Total: Abilities: 24 / Skills: 8--4 / Advantages: 8 / Powers: 458 / Defenses: 16 (510)
-Amazo, being pretty much the worst name in the history of comics not possessed by a D-League joke (Paste-Pot Pete, Rainbow Raider and the like), got only one or two mentions and nods in the episodes featuring this guy, usually referred to as "The Android" or "Ivo's Android". A nanotech-based monster of a warrior (who nonetheless only wishes for a father figure to replace the dead Ivo), he pretty much just scans the members of the League and copies their powers. "Power Copying" is about the nastiest power in all the world, so he made short work of the team numerous times, being beaten back once only because he'd gained Superman's weakness to Kryptonite the first time around (it wouldn't work a second, since Amazo was wise to it).

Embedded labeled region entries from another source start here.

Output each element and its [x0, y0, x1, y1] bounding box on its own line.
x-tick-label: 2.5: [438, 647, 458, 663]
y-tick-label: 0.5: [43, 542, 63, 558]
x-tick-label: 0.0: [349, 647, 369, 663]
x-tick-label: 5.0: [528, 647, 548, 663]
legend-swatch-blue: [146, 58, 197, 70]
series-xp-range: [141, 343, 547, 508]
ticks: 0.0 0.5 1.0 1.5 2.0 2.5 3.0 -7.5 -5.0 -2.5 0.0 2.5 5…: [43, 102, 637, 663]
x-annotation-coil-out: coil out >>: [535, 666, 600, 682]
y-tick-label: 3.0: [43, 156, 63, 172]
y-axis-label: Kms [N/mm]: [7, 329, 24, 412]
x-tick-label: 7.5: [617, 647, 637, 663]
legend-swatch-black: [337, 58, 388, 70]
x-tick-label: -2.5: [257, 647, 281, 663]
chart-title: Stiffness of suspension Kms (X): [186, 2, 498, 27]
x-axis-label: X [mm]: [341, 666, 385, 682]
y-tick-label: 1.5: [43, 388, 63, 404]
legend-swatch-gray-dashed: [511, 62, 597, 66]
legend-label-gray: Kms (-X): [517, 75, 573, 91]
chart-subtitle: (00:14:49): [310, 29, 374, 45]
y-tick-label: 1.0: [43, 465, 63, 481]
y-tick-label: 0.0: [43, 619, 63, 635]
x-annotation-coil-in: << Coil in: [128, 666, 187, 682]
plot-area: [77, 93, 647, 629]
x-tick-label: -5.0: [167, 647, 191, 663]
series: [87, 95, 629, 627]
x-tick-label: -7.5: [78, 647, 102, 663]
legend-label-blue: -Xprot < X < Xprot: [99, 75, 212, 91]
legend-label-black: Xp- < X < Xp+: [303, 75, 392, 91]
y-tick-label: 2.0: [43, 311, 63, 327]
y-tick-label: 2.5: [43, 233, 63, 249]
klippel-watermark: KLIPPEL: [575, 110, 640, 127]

Subsequently, he was the classic case of "convince the bad guy to go away", as J'onn willingly gave up his Telepathy to allow The Android to read Luthor's mind, and see his inevitable betrayal.
-Unfortunately, he came back, packing WAY more power the second time around, to punish Luthor and discover his purpose in existence, in that order. Now, I ran into problems with this variant, since he was just FAR too powerful for the context of the show. For a Big Bad ending villain, fine, but this? Especially once he turned good again and tried to help the heroes out? He had GOD-LIKE POWER enough to blow planets apart, and he just hung around, doing nothing? No wonder they half-assedly wrote him out, causing trouble thanks to a deus ex machina in Solomon Grundy's enhanced powers and bailing to allow the League to do their thing. We never saw him again after that, presumably doing whatever the heck else he needed to do to find his purpose in life (hint: The writers plum ran out of crap for him to do, so he was written out permanently- he never returned from his exile from the Grundy fight). Regular Android, good. Godlike Android, bad. He may just be floating above the Earth, wondering when it's safe to come back down.
-The most powerful
JLU character by far, and this is just the BASELINE Android (full-on power is essentially Variable Power X by the time JLU rolled around). His Mimic (essentially Variable since it takes more than a Move Action) has enough ranks on it to gobble up all the power sets in the Big Seven and THEN some, allowing him to increase his power. He's bad enough just with Hawkgirl's Mace & Flash's Speed, but once he starts cranking out GL-level Energy Blasts, the Lasso & all of SUPERMAN's powers? Well then they're just done unless they cheat. Variable's an expensive power once you get to these high levels- he can grab powers at Range, always keeps them, and doesn't have any of those silly flaws that the official "DCA" build gave him, because those don't match what the Mimic or Variable Powers actually outline. But hey, he's a one-shot villain, so you can get away with cracking open the power rules a bit.
-Note some baseline powers he starts with: He's tough, but PL 10 tough. He can Regenerate too, as shown with Luthor blows up his head and he just pops in a new one (obviously he didn't get that from the League). But boosting his Powers with theirs, shoring up his Strength, accuracy and Advantages (mostly from The Flash)? He's a PL 14 ass-kicker.
About the Performer: Robert Picardo is best-known to today's audiences as the holographic Doctor in "Star Trek: Voyager"- about 90% of the episodes I saw focused on him more than any other character, as the writers apparently decided that all the other characters were terrible, and didn't want to focus on them. He was first known to audiences as the hilarious buffoon, Coach Cutlip, on "The Wonder Years", where he perfectly portrayed the kind of always-hostile teacher kids loved to hate. He even had a sweet episode once, where he was a Mall Santa, explaining to the main kid that "I just wanted kids to like me". He actually got his start in theater, doing well on that front.